= John of Howden =

English Franciscan friar (fl. 1268/9–1275)

John of Howden OFM (fl. 1268/9–1275), also known as John of Hoveden, was a 13th-century English Franciscan friar from the north of England, and for a time was chaplain to Queen Eleanor of Provence, wife of King Henry III of England.

==Works==
John is known only by the various spiritual writings attributed to him. There are certain texts in Latin, including Philomena (The Nightingale) (the influence of which may be seen in Richard Rolle's Incendium amoris and Melos amoris); Canticum amoris (Song of Love); Cythara (Cittern); Quinquaginta cantica, Quinquaginta salutationes (Fifty Songs; Fifty Salutations), and several other shorter Latin poems.

There are also works written in Anglo-Norman. One, Li Rossignos (The Nightingale) is a re-working of Howden's own Latin Philomena, with borrowings from the anonymous Desere iam anima (Abandon Now O Soul). Internal evidence suggests the poem was written before 1282.

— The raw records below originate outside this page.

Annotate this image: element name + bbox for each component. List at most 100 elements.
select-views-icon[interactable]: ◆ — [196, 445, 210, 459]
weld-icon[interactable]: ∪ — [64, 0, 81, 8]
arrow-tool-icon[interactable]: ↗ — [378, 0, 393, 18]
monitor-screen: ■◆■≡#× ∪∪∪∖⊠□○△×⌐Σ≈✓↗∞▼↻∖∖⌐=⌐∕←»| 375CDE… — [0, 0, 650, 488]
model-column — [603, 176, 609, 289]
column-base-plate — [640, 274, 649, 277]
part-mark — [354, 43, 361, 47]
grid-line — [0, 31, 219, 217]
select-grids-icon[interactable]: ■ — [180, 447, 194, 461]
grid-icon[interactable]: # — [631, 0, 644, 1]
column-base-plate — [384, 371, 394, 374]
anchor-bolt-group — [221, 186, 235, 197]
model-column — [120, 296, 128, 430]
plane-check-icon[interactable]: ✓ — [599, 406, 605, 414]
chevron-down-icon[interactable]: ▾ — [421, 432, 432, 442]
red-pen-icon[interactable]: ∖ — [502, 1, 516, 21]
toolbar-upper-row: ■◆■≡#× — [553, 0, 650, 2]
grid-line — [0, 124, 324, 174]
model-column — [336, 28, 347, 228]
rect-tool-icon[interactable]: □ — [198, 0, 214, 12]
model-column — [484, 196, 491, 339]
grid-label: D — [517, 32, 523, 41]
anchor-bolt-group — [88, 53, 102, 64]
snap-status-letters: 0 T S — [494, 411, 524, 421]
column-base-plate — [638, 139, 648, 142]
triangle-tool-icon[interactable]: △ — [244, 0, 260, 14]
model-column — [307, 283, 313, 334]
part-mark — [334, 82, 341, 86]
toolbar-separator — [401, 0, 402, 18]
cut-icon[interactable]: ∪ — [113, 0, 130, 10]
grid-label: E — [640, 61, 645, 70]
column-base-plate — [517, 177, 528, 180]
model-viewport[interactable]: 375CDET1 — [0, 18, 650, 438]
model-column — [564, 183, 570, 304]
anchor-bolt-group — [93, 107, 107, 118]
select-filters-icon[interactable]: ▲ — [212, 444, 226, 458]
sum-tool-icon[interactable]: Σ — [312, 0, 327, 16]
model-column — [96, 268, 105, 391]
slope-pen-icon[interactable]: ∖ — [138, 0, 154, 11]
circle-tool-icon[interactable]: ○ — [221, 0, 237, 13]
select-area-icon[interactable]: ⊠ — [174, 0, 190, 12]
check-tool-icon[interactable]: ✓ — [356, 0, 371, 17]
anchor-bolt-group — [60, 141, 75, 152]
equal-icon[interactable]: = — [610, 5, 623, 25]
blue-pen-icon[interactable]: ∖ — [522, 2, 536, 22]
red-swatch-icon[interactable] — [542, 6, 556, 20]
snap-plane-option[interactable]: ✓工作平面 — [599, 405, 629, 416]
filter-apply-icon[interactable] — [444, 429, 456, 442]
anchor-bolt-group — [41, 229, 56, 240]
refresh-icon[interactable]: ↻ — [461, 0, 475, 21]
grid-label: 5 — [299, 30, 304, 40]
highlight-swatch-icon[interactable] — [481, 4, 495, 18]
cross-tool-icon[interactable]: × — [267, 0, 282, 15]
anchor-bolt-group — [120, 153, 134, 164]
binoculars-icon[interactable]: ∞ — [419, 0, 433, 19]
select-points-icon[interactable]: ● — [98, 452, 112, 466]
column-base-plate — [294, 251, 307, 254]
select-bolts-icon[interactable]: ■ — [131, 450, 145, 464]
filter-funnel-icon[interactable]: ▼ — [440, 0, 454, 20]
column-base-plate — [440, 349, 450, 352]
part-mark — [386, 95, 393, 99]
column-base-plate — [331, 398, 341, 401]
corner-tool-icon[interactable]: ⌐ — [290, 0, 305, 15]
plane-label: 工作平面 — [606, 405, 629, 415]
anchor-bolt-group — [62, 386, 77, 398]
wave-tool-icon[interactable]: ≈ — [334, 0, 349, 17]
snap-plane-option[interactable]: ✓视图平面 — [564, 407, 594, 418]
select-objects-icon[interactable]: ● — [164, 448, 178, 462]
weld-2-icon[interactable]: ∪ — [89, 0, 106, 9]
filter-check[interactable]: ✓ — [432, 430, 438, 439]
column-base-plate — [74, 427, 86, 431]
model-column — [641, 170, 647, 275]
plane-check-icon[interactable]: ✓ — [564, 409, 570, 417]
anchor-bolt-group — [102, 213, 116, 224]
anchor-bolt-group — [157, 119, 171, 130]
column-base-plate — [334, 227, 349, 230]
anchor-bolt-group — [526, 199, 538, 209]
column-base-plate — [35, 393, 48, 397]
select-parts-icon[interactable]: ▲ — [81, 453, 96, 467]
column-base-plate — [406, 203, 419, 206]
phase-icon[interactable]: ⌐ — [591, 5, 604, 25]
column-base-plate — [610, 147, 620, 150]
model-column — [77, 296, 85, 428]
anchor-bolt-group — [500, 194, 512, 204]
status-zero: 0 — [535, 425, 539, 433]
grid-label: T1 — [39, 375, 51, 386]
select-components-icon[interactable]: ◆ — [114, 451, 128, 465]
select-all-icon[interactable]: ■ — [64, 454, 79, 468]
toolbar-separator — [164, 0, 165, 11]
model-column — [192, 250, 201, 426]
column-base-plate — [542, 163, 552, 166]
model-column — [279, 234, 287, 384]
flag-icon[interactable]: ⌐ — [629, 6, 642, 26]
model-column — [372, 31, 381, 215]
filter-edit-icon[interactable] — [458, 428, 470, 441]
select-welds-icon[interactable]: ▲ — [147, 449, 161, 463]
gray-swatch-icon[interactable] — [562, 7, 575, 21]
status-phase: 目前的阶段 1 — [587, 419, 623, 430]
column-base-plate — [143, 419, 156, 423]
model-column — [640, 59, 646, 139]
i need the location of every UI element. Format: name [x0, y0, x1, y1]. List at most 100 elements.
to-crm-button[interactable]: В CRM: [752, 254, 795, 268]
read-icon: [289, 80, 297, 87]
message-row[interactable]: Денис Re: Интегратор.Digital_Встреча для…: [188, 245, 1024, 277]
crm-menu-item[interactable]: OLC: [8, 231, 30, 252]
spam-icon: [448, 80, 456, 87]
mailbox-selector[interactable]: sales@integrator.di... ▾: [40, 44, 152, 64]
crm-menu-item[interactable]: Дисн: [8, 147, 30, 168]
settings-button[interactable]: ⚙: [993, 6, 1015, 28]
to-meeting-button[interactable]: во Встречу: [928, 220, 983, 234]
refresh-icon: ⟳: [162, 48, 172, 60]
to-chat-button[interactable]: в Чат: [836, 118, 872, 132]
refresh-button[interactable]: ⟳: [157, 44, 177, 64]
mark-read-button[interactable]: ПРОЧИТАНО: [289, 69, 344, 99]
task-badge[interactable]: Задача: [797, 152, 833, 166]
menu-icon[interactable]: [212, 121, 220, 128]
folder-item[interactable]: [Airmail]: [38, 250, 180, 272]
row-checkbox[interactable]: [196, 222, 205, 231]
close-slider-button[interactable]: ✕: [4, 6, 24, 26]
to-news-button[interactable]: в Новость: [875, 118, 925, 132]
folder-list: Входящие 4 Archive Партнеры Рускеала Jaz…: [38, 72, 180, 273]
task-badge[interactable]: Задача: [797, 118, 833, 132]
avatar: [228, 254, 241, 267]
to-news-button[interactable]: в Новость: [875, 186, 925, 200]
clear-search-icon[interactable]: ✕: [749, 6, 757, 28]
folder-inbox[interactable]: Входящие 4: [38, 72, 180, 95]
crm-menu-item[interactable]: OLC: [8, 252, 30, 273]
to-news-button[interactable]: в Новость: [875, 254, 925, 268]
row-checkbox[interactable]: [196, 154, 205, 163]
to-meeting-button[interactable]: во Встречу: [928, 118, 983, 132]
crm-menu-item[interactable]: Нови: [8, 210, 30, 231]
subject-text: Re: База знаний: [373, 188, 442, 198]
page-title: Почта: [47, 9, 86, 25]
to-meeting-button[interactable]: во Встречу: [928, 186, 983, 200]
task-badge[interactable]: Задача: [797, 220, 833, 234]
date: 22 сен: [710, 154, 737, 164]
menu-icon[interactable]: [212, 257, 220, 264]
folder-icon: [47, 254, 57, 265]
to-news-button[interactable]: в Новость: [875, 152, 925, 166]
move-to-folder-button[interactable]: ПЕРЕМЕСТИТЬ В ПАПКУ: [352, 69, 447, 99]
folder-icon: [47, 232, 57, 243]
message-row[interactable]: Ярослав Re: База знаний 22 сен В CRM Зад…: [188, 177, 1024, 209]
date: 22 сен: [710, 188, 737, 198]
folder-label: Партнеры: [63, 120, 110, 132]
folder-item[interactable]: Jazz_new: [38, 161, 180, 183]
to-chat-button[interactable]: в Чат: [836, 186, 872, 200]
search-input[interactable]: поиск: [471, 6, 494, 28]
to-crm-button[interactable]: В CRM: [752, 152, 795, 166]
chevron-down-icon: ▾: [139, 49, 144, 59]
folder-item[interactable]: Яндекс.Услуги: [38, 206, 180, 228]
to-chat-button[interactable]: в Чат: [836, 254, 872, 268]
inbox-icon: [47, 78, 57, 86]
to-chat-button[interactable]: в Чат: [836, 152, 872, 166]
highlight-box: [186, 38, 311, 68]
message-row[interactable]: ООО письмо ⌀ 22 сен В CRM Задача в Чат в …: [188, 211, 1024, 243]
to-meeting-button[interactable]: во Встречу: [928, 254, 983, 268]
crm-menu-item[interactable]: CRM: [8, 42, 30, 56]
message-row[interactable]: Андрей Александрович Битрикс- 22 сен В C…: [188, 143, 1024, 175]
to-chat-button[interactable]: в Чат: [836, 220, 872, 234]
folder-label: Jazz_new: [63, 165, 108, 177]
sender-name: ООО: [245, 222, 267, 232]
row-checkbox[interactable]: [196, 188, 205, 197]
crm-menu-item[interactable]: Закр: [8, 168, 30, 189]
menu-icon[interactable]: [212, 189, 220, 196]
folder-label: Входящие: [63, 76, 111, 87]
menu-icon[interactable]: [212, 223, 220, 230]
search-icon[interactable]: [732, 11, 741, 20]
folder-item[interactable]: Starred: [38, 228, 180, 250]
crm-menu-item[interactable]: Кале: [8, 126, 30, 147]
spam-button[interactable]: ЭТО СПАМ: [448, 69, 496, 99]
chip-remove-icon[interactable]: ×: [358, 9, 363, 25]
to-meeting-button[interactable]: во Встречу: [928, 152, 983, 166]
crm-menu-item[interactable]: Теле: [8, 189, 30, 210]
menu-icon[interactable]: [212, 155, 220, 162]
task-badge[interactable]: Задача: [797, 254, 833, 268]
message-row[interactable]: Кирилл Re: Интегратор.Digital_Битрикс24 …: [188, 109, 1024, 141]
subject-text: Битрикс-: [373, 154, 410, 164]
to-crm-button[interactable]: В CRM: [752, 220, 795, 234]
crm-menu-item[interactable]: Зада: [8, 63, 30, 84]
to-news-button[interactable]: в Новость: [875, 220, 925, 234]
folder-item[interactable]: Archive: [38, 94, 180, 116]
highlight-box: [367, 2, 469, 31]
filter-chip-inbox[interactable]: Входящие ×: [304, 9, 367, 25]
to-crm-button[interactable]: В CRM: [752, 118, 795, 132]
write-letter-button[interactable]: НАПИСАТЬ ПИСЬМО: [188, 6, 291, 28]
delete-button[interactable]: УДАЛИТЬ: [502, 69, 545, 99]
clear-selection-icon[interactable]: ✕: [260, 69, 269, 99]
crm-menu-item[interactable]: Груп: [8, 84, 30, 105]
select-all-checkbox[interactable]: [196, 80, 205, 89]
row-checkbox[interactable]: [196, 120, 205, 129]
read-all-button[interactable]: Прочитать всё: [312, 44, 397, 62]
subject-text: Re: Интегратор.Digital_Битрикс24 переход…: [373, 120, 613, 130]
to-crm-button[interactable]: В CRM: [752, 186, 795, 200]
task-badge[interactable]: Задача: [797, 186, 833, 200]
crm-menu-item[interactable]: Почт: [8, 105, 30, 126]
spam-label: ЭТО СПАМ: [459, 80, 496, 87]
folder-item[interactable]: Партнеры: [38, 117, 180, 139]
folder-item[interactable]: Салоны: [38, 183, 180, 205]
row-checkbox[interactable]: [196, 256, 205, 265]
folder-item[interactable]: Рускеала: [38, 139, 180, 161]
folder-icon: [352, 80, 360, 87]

For a long time, it has been assumed that he was the John of Howden who was prebendary of the church of Howden in Yorkshire. Recently, however, this has been questioned. The prebendary has been identified with Master John of London, canon of Auckland and sometime master of Kepier Hospital in Durham and a noted student of astrology, who was appointed first (or senior) prebendary of Howden minster before 1268. He died in 1272.